The Story
Why it exists.
The beginning
Cloches de Mai translates roughly to May Bells, a reference to the lily of the valley that blooms in French woodlands each spring, its small white flowers nodding in the damp air. Dorin, the Versailles-descended house, built this fragrance around that image: tentative sun breaking through the canopy, the soft glow of morning light filtering through leaves still heavy with moisture. The 2016 release captures a specific French moment, the first warm day in May when the woods smell green and alive and everything feels possible. There's a freshness here, bright and natural, layered with the delicate sweetness of blossoms just beginning to open. It's powdery, but powdery the way a sun-dappled clearing feels, not the way a vanity table does.

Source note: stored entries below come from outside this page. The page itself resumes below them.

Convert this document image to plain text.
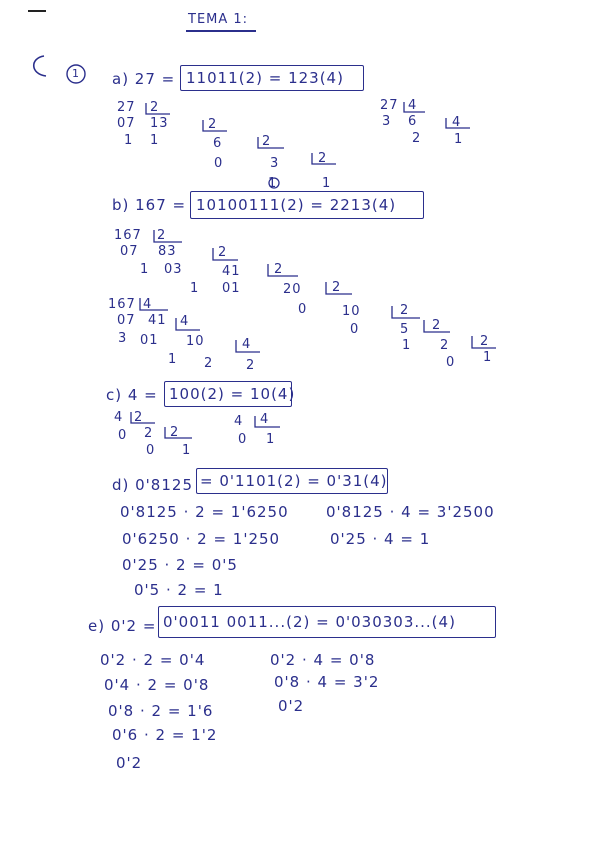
TEMA 1:
1 a) 27 = 11011(2) = 123(4)
27 2
07 13
1 1
2
6	2
0	3	2
1	1
27 4
3 6	4
2	1
b) 167 = 10100111(2) = 2213(4)
167 2
07 83	2
1 03	41	2
1 01	20 2
0	10	2
0	5 2
1 2 2
0 1
167 4
07 41 4
3 01 10	4
1 2	2
c) 4 = 100(2) = 10(4)
4 2
0 2 2
0 1
4 4
0 1
d) 0'8125 = 0'1101(2) = 0'31(4)
0'8125 · 2 = 1'6250
0'6250 · 2 = 1'250
0'25 · 2 = 0'5
0'5 · 2 = 1
0'8125 · 4 = 3'2500
0'25 · 4 = 1
e) 0'2 = 0'0011 0011...(2) = 0'030303...(4)
0'2 · 2 = 0'4
0'4 · 2 = 0'8
0'8 · 2 = 1'6
0'6 · 2 = 1'2
0'2
0'2 · 4 = 0'8
0'8 · 4 = 3'2
0'2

What makes Cloches de Mai interesting is the structural choice to lead with rice powder, a material most perfumers use as a fixer, not a feature. Here it's the connective tissue between the tart blackcurrant and the soft floral heart. Without it, you'd have two separate fragrances: a fruity opening and a powdery drydown. With it, you get a single coherent scent that moves from bright to intimate without ever breaking stride.
The evolution
The opening hits bright and slightly tart, blackcurrant doing what it does best, cutting through the sweetness before the rice powder softens everything into cool starch. Within twenty minutes the florals arrive: lily of the valley first, then violet, then the rose that anchors the heart. The transition isn't dramatic, it's more like a hand-off, the blackcurrant stepping back gracefully as the flowers step forward. The drydown takes another hour to arrive, and when it does, it arrives close to the skin, musk and patchouli in quiet conversation, the kind of base that someone standing next to you might catch when you move. The fragrance evolves through several distinct phases, each one flowing naturally into the next without sharp boundaries.
Cultural impact
Cloches de Mai fits into the French fragrance landscape as a heritage house spring release with a floral-powdery character. The 2016 release offers something that smells like a specific French moment, May, woodland, tentative sunlight, without the drama of a statement fragrance. It's the kind of perfume that rewards attention rather than demanding it, unfolding gradually on the skin to reveal its nuances over hours rather than announcing itself in the opening minutes. Those who discover it tend to appreciate its restraint, the way it captures spring in a bottle without resorting to obvious tropes or heavy-handed florals.